House debates
Thursday, 3 December 2015
Constituency Statements
Health: Hearing Services
10:13 am
Joel Fitzgibbon (Hunter, Australian Labor Party, Shadow Minister for Agriculture) Share this | Link to this | Hansard source
We have a new PM but the policies remain the same. Today I call on the Turnbull government to drop Tony Abbott's plans to privatise Australian Hearing and its research arm, National Acoustic Laboratories. I am very pleased that the health minister is here with us this morning to listen to this discussion. The proposal to privatise Australian Hearing was part of the Abbott government's unpopular and unfair first budget. Strong opposition from community groups and peak bodies has caused the government to delay the sell-off, but the finance minister has indicated that a decision will be announced prior to the end of 2015.
Advocates for Australians with hearing impairments, including the Deafness Forum of Australia and Parents of Deaf Children, have said that privatisation puts deaf and hearing-impaired people at risk of reduced services. Labor will fight to ensure that people who have hearing difficulties, including in my own electorate of Hunter, get the support and services they deserve. Australian Hearing has offices across my electorate, including at Cessnock, East Maitland, Maitland, Muswellbrook, Scone and Singleton. Alex Jones, who is profoundly deaf and has a profoundly deaf son, told the ABC's 7.30 program:
'It's vital for deaf children all around Australia …
'To privatise Australian Hearing, that will lead to risk, risk where children aren't well looked after.
'Why would the Australian Government privatise something that's working?'
Australian Hearing operates 137 permanent hearing centres, 380 visiting centres, 20 remote sites, seven hearing buses and 233 Aboriginal and Torres Strait Islander outreach sites. There are no guarantees that those services will continue if the Turnbull government goes ahead with Tony Abbott's plan to privatise the organisation.
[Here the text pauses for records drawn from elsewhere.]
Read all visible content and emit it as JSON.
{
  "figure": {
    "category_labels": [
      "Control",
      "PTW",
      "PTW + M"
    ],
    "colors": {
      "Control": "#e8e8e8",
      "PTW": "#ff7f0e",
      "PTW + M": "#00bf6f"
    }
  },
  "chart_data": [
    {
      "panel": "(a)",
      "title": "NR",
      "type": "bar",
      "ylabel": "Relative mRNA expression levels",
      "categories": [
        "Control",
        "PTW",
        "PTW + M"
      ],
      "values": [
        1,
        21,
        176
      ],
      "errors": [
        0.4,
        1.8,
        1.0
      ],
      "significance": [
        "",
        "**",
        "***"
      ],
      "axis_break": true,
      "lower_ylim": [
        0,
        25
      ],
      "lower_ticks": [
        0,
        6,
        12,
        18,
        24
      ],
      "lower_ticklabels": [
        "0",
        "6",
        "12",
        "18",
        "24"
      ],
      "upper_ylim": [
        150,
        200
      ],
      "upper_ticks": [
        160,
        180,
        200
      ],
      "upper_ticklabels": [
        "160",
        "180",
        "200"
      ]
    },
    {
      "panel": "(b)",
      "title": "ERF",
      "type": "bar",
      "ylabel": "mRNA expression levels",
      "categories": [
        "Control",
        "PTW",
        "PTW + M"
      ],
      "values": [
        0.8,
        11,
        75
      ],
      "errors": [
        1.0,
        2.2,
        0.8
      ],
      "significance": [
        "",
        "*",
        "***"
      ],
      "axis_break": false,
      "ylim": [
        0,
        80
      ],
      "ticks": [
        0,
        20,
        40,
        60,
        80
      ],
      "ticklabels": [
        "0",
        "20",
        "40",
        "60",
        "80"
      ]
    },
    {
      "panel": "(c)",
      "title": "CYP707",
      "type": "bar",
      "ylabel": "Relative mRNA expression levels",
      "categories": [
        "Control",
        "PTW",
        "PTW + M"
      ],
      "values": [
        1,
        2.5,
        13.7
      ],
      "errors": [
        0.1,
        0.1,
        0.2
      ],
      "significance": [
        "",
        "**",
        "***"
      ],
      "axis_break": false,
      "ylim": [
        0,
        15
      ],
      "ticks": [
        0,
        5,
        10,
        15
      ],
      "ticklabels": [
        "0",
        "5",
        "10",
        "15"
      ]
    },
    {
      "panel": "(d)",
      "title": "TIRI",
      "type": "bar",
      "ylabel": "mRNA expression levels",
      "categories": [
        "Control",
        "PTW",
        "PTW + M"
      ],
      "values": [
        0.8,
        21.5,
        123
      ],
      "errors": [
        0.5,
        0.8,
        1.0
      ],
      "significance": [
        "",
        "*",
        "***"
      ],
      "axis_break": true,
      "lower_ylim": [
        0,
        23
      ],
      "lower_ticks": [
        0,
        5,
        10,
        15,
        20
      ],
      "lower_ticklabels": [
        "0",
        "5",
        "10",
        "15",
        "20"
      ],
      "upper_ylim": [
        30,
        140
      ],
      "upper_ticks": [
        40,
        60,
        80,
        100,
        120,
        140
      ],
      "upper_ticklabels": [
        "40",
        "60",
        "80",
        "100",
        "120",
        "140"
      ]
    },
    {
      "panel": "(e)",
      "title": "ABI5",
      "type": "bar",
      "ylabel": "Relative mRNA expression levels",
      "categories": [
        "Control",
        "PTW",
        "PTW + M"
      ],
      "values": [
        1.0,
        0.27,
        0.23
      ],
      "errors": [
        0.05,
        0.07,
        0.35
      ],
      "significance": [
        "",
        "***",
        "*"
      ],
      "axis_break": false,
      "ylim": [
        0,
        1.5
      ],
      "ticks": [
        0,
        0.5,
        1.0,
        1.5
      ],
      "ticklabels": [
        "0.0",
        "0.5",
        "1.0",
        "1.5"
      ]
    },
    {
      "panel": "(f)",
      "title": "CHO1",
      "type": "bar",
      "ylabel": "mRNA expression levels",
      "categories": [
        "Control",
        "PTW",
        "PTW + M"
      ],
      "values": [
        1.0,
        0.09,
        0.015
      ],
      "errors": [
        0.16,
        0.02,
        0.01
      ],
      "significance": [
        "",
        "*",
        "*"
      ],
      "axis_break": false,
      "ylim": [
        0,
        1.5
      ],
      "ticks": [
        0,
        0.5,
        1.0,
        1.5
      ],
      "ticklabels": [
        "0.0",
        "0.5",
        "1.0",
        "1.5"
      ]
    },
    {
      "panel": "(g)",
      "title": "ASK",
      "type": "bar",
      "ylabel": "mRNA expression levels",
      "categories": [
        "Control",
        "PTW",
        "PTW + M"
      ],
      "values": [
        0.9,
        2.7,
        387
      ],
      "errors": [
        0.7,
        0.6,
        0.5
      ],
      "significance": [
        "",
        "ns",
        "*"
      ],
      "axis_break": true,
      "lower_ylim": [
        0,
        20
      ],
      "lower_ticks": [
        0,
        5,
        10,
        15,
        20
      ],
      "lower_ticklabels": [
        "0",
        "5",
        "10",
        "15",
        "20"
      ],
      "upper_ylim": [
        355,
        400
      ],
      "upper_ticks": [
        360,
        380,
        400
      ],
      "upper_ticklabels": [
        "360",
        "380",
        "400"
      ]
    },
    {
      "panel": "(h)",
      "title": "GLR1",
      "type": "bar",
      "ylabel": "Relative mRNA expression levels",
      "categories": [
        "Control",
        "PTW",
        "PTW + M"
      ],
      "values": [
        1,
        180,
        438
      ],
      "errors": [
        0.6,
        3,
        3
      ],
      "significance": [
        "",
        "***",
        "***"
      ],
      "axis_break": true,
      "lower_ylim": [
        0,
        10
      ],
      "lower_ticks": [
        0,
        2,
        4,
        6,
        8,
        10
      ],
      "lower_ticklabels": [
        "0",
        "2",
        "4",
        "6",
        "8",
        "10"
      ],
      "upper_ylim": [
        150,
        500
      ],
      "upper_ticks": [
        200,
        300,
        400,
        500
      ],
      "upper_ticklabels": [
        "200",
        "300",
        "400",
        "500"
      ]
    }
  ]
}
Australian Hearing provides low-cost, accessible hearing health services to young people under 26, adults with complex hearing needs, people on Centrelink services, our returned services and, of course, age pensioners.
The unregulated private audiology industry has been plagued by accusations that patients are being misled into buying more expensive hearing aids in order for staff to meet sales targets and to receive commissions. Leading audiologist Dr Bill Vass told the ABC, 'It's a cowboy industry that needs to be reined in.' The Turnbull government has not made a case for this privatisation and has failed to address the widely expressed concerns about risks to the quality of services and access to trained audiologists that privatisation poses. Labor will continue, and I will continue, to oppose privatisation in the best interests of hearing-impaired people and the wider community.